Negli ultimi anni si è assistito ad una continua contrazione delle superfici destinate a pesco in tutti gli areali frutticoli campani, ma anche nazionali, e, dove ci sono le condizioni pedoclimatiche adatte, si pensa a colture alternative.
Nella Piana del Sele la coltivazione del pesco ha subito una forte contrazione, soprattutto a favore di kiwi e di colture destinate alla IV gamma, mentre nella provincia di Caserta, area molto vocata alla peschicoltura per le favorevoli condizioni pedoclimatiche, il trend sembra lo stesso, anche se meno rapido.
«La peschicoltura campana è di ottimo livello – ci dice Oreste Insero, esperto del settore – ma la situazione economica in cui versano molte aziende non consente di innovare. Già da qualche anno si sta assistendo a un cambiamento a favore di altre specie come, ad esempio il nocciolo e il mandorlo. Non è più raro, inoltre, trovare aree incolte che testimoniano il fallimento di alcune aziende peschicole».
Il pesco probabilmente pagherà un dazio assai elevato legato al calo di consumo di frutta, che ormai diventa sempre più un problema globale.
«Il motivo – dice Marco Granata, frutticoltore della provincia di Caserta – è collegato in particolare all’avvento di nuovi e temibili parassiti, come la Drosophila suzukii. Gli aspetti fitosanitari, quindi, complice l’andamento climatico, con primavere sempre più piovose, ha reso la difesa fitosanitaria del pesco più complicata e ciò si riflette negativamente sull’intera filiera».
Gli attacchi del moscerino non solo causano un danno diretto alla produzione, ma favoriscono l’instaurarsi della monilia con conseguenze negative sulla “tenuta” dei frutti nella fase post-raccolta; inoltre, è segnalata sempre più spesso la presenza di qualche focolaio della temibile sharka, non solo sui pescheti, ma anche su altre drupacee (albicocco, susino, ecc.).
«Il settore della distribuzione – aggiunge Granata – finora è apparso restio ad approvvigionarsi di grandi quantitativi di pesche poiché la “shelf-life” dei frutti è breve e, nonostante l’offerta si sia drasticamente ridotta (-20-25% negli ultimi 4-5 anni), si assiste ad un surplus di prodotto.

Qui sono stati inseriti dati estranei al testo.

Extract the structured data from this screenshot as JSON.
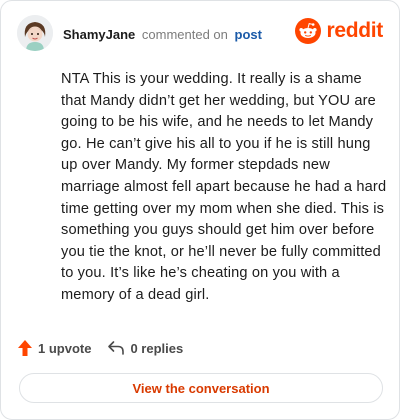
{
  "header": {
    "author": "ShamyJane",
    "action_text": "commented on",
    "post_link": "post",
    "brand": "reddit"
  },
  "comment": {
    "text": "NTA This is your wedding. It really is a shame that Mandy didn’t get her wedding, but YOU are going to be his wife, and he needs to let Mandy go. He can’t give his all to you if he is still hung up over Mandy. My former stepdads new marriage almost fell apart because he had a hard time getting over my mom when she died. This is something you guys should get him over before you tie the knot, or he’ll never be fully committed to you. It’s like he’s cheating on you with a memory of a dead girl."
  },
  "actions": {
    "upvotes": "1 upvote",
    "replies": "0 replies"
  },
  "footer": {
    "view_button": "View the conversation"
  },
  "icons": {
    "upvote": "upvote-arrow-icon",
    "reply": "reply-arrow-icon",
    "brand": "reddit-snoo-icon"
  },
  "colors": {
    "brand": "#ff4500",
    "upvote": "#ff4500",
    "link": "#1a5aa8",
    "button_text": "#d93a00"
  }
}
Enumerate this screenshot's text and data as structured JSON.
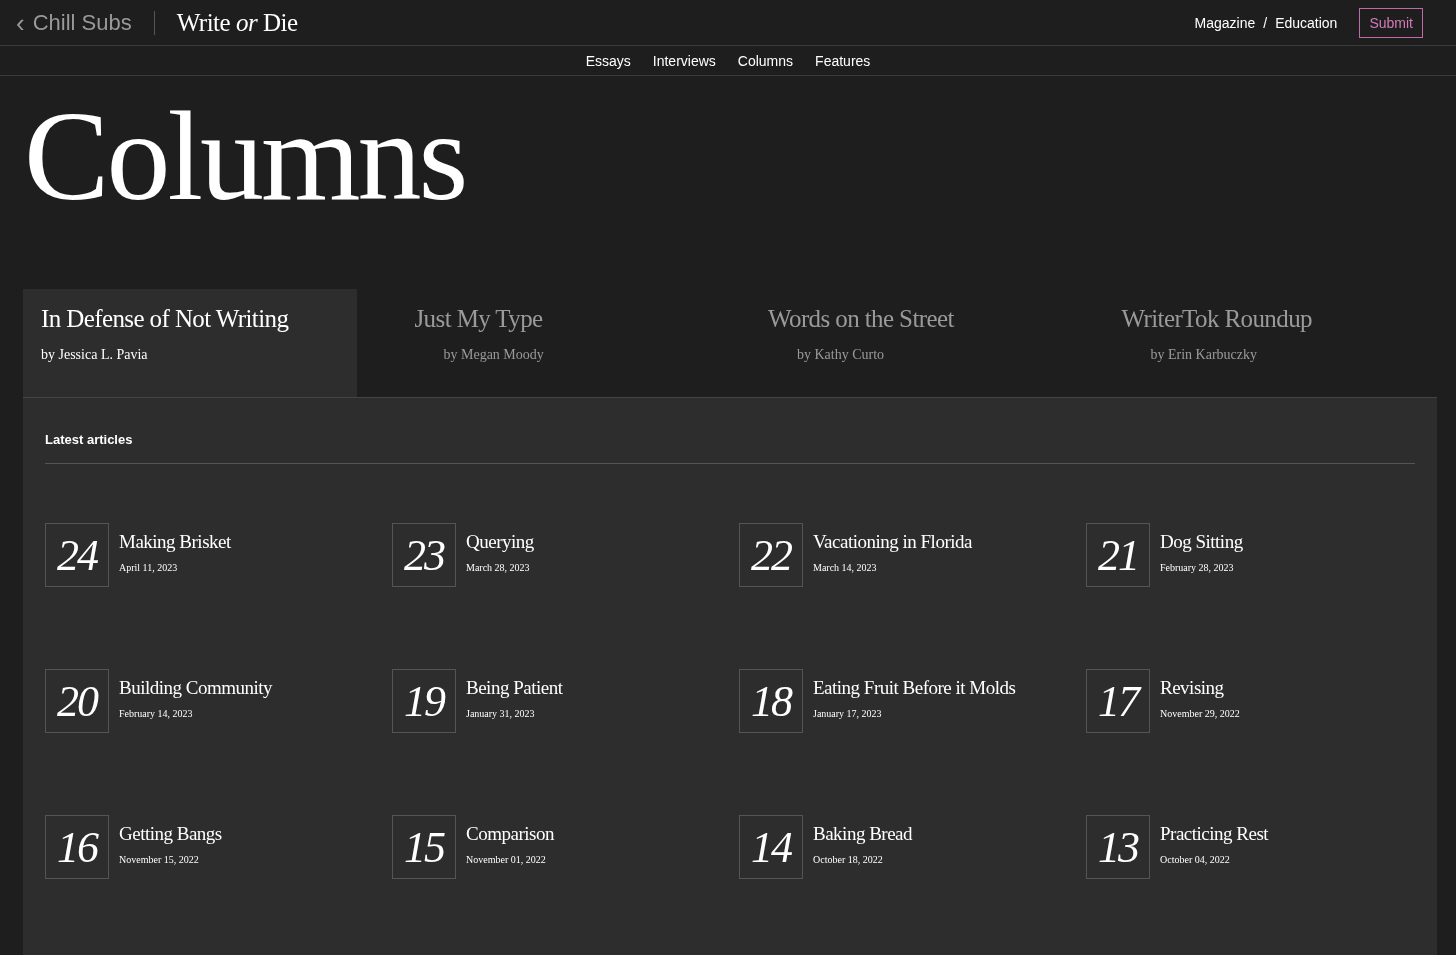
{
  "header": {
    "back_glyph": "‹",
    "brand": "Chill Subs",
    "logo": "Write *or* Die",
    "breadcrumb": [
      "Magazine",
      "/",
      "Education"
    ],
    "submit": "Submit"
  },
  "subnav": [
    {
      "label": "Essays"
    },
    {
      "label": "Interviews"
    },
    {
      "label": "Columns"
    },
    {
      "label": "Features"
    }
  ],
  "page_title": "Columns",
  "column_tabs": [
    {
      "title": "In Defense of Not Writing",
      "byline": "by Jessica L. Pavia",
      "selected": true
    },
    {
      "title": "Just My Type",
      "byline": "by Megan Moody",
      "selected": false
    },
    {
      "title": "Words on the Street",
      "byline": "by Kathy Curto",
      "selected": false
    },
    {
      "title": "WriterTok Roundup",
      "byline": "by Erin Karbuczky",
      "selected": false
    }
  ],
  "latest": {
    "heading": "Latest articles",
    "articles": [
      {
        "number": "24",
        "title": "Making Brisket",
        "date": "April 11, 2023"
      },
      {
        "number": "23",
        "title": "Querying",
        "date": "March 28, 2023"
      },
      {
        "number": "22",
        "title": "Vacationing in Florida",
        "date": "March 14, 2023"
      },
      {
        "number": "21",
        "title": "Dog Sitting",
        "date": "February 28, 2023"
      },
      {
        "number": "20",
        "title": "Building Community",
        "date": "February 14, 2023"
      },
      {
        "number": "19",
        "title": "Being Patient",
        "date": "January 31, 2023"
      },
      {
        "number": "18",
        "title": "Eating Fruit Before it Molds",
        "date": "January 17, 2023"
      },
      {
        "number": "17",
        "title": "Revising",
        "date": "November 29, 2022"
      },
      {
        "number": "16",
        "title": "Getting Bangs",
        "date": "November 15, 2022"
      },
      {
        "number": "15",
        "title": "Comparison",
        "date": "November 01, 2022"
      },
      {
        "number": "14",
        "title": "Baking Bread",
        "date": "October 18, 2022"
      },
      {
        "number": "13",
        "title": "Practicing Rest",
        "date": "October 04, 2022"
      }
    ]
  }
}
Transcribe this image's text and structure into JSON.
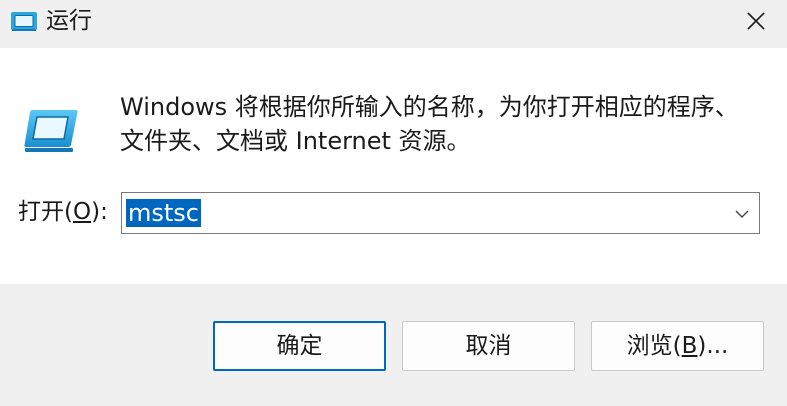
{
  "window": {
    "title": "运行",
    "icon": "run-icon",
    "close_icon": "close-icon"
  },
  "dialog": {
    "description": "Windows 将根据你所输入的名称，为你打开相应的程序、文件夹、文档或 Internet 资源。",
    "open_label_prefix": "打开(",
    "open_label_accel": "O",
    "open_label_suffix": "):",
    "input_value": "mstsc",
    "input_selected": true,
    "dropdown_icon": "chevron-down-icon"
  },
  "buttons": {
    "ok": "确定",
    "cancel": "取消",
    "browse_prefix": "浏览(",
    "browse_accel": "B",
    "browse_suffix": ")..."
  },
  "colors": {
    "accent": "#0067c0",
    "background": "#f0f0f0",
    "content_background": "#ffffff"
  }
}
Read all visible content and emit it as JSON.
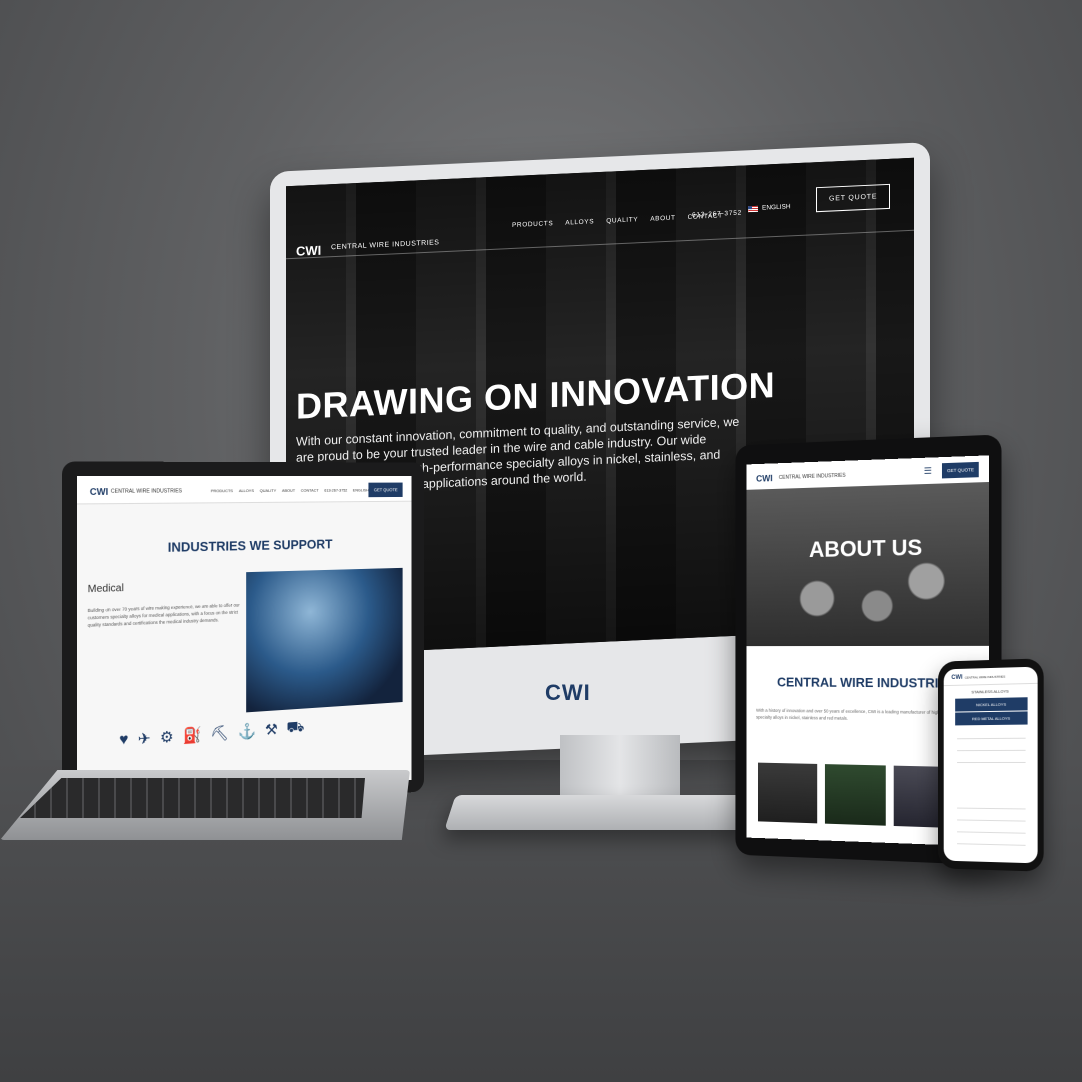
{
  "monitor": {
    "logo": "CWI",
    "brand": "CENTRAL WIRE INDUSTRIES",
    "nav": [
      "PRODUCTS",
      "ALLOYS",
      "QUALITY",
      "ABOUT",
      "CONTACT"
    ],
    "phone": "613-267-3752",
    "language": "ENGLISH",
    "cta": "GET QUOTE",
    "hero_title": "DRAWING ON INNOVATION",
    "hero_text": "With our constant innovation, commitment to quality, and outstanding service, we are proud to be your trusted leader in the wire and cable industry. Our wide ranging products of high-performance specialty alloys in nickel, stainless, and red metals are used in applications around the world.",
    "chin_logo": "CWI"
  },
  "laptop": {
    "logo": "CWI",
    "brand": "CENTRAL WIRE INDUSTRIES",
    "nav": [
      "PRODUCTS",
      "ALLOYS",
      "QUALITY",
      "ABOUT",
      "CONTACT",
      "613-267-3752",
      "ENGLISH"
    ],
    "cta": "GET QUOTE",
    "heading": "INDUSTRIES WE SUPPORT",
    "subheading": "Medical",
    "body": "Building on over 70 years of wire making experience, we are able to offer our customers specialty alloys for medical applications, with a focus on the strict quality standards and certifications the medical industry demands.",
    "icons": [
      "medical-icon",
      "aerospace-icon",
      "industrial-icon",
      "oil-gas-icon",
      "mining-icon",
      "marine-icon",
      "construction-icon",
      "automotive-icon"
    ]
  },
  "tablet": {
    "logo": "CWI",
    "brand": "CENTRAL WIRE INDUSTRIES",
    "cta": "GET QUOTE",
    "hero_title": "ABOUT US",
    "heading": "CENTRAL WIRE INDUSTRIES",
    "body": "With a history of innovation and over 50 years of excellence, CWI is a leading manufacturer of high-performance specialty alloys in nickel, stainless and red metals."
  },
  "phone": {
    "logo": "CWI",
    "brand": "CENTRAL WIRE INDUSTRIES",
    "stainless": "STAINLESS ALLOYS",
    "nickel": "NICKEL ALLOYS",
    "red_metal": "RED METAL ALLOYS"
  },
  "colors": {
    "brand": "#1f3c66"
  }
}
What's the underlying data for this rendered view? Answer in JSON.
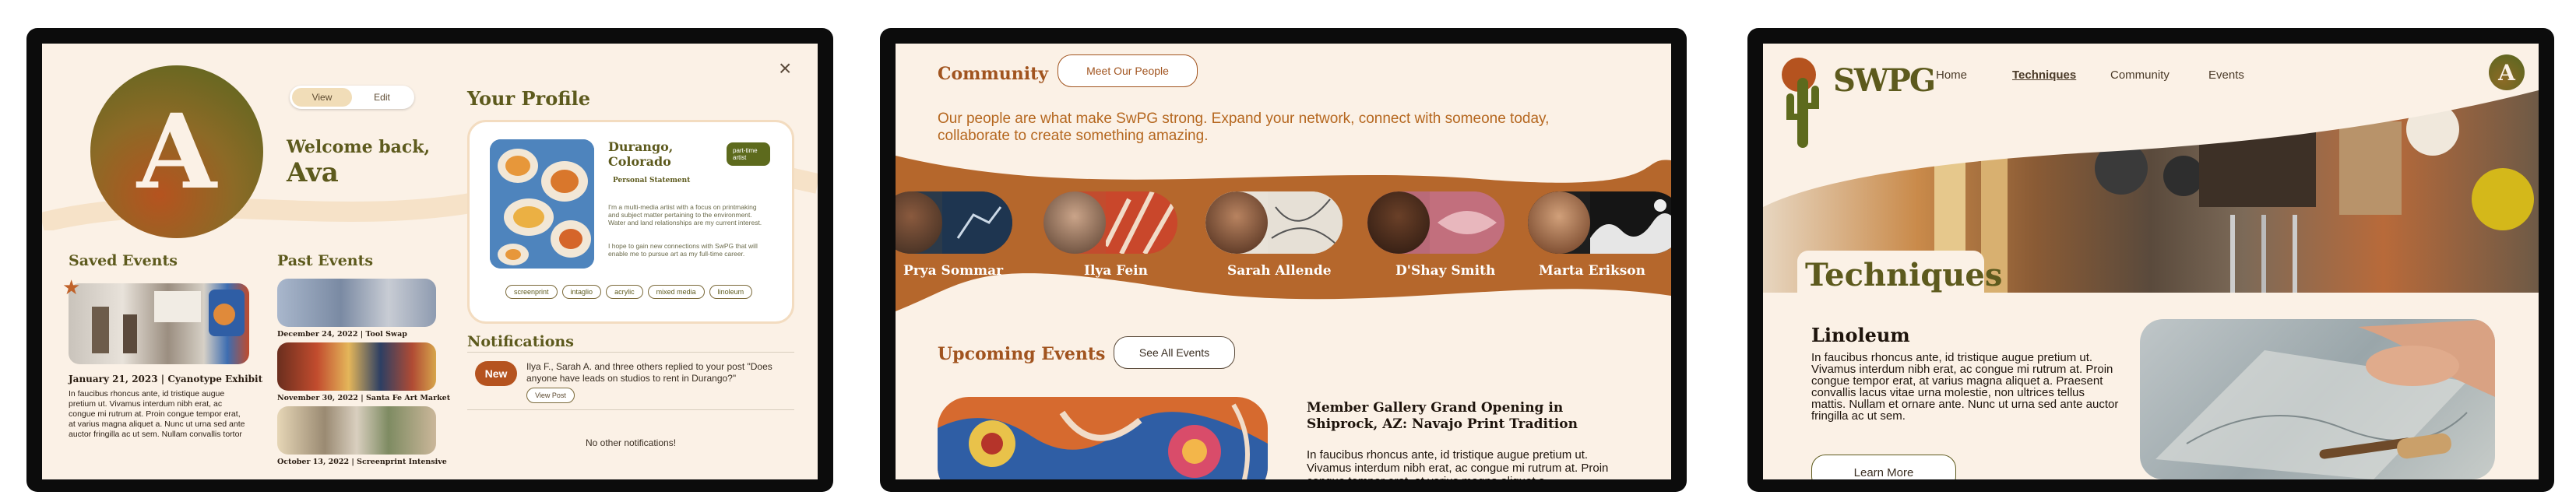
{
  "screen1": {
    "toggle": {
      "view": "View",
      "edit": "Edit"
    },
    "avatar_letter": "A",
    "welcome": "Welcome back,",
    "name": "Ava",
    "close": "×",
    "saved_events": {
      "heading": "Saved Events",
      "caption": "January 21, 2023 | Cyanotype Exhibit",
      "body": "In faucibus rhoncus ante, id tristique augue pretium ut. Vivamus interdum nibh erat, ac congue mi rutrum at. Proin congue tempor erat, at varius magna aliquet a. Nunc ut urna sed ante auctor fringilla ac ut sem. Nullam convallis tortor"
    },
    "past_events": {
      "heading": "Past Events",
      "items": [
        {
          "caption": "December 24, 2022 | Tool Swap"
        },
        {
          "caption": "November 30, 2022 | Santa Fe Art Market"
        },
        {
          "caption": "October 13, 2022 | Screenprint Intensive"
        }
      ]
    },
    "profile": {
      "heading": "Your Profile",
      "location": "Durango, Colorado",
      "badge": "part-time artist",
      "statement_label": "Personal Statement",
      "statement_1": "I'm a multi-media artist with a focus on printmaking and subject matter pertaining to the environment. Water and land relationships are my current interest.",
      "statement_2": "I hope to gain new connections with SwPG that will enable me to pursue art as my full-time career.",
      "tags": [
        "screenprint",
        "intaglio",
        "acrylic",
        "mixed media",
        "linoleum"
      ]
    },
    "notifications": {
      "heading": "Notifications",
      "new_badge": "New",
      "message": "Ilya F., Sarah A. and three others replied to your post \"Does anyone have leads on studios to rent in Durango?\"",
      "view_post": "View Post",
      "empty": "No other notifications!"
    }
  },
  "screen2": {
    "community_heading": "Community",
    "meet_button": "Meet Our People",
    "intro": "Our people are what make SwPG strong. Expand your network, connect with someone today, collaborate to create something amazing.",
    "people": [
      {
        "name": "Prya Sommar"
      },
      {
        "name": "Ilya Fein"
      },
      {
        "name": "Sarah Allende"
      },
      {
        "name": "D'Shay Smith"
      },
      {
        "name": "Marta Erikson"
      }
    ],
    "upcoming_heading": "Upcoming Events",
    "see_all": "See All Events",
    "event_title": "Member Gallery Grand Opening in Shiprock, AZ: Navajo Print Tradition",
    "event_body": "In faucibus rhoncus ante, id tristique augue pretium ut. Vivamus interdum nibh erat, ac congue mi rutrum at. Proin congue tempor erat, at varius magna aliquet a."
  },
  "screen3": {
    "logo_text": "SWPG",
    "nav": [
      "Home",
      "Techniques",
      "Community",
      "Events"
    ],
    "avatar_letter": "A",
    "hero_title": "Techniques",
    "section_title": "Linoleum",
    "section_body": "In faucibus rhoncus ante, id tristique augue pretium ut. Vivamus interdum nibh erat, ac congue mi rutrum at. Proin congue tempor erat, at varius magna aliquet a. Praesent convallis lacus vitae urna molestie, non ultrices tellus mattis. Nullam et ornare ante. Nunc ut urna sed ante auctor fringilla ac ut sem.",
    "learn_more": "Learn More"
  },
  "colors": {
    "cream": "#fbf1e6",
    "rust": "#b5531f",
    "olive": "#5d5a1d",
    "brown": "#a1541f"
  }
}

I frutticoltori campani sono anche svantaggiati rispetto ai concorrenti poiché devono attenersi a disciplinari di produzione che sono tra i più rigidi a livello nazionale riguardo ai principi attivi da impiegare per la difesa. In Spagna, che rappresenta il principale concorrente, sono ammessi principi attivi che da noi sono vietati. Questa situazione favorisce gli spagnoli, soprattutto per l’esportazione».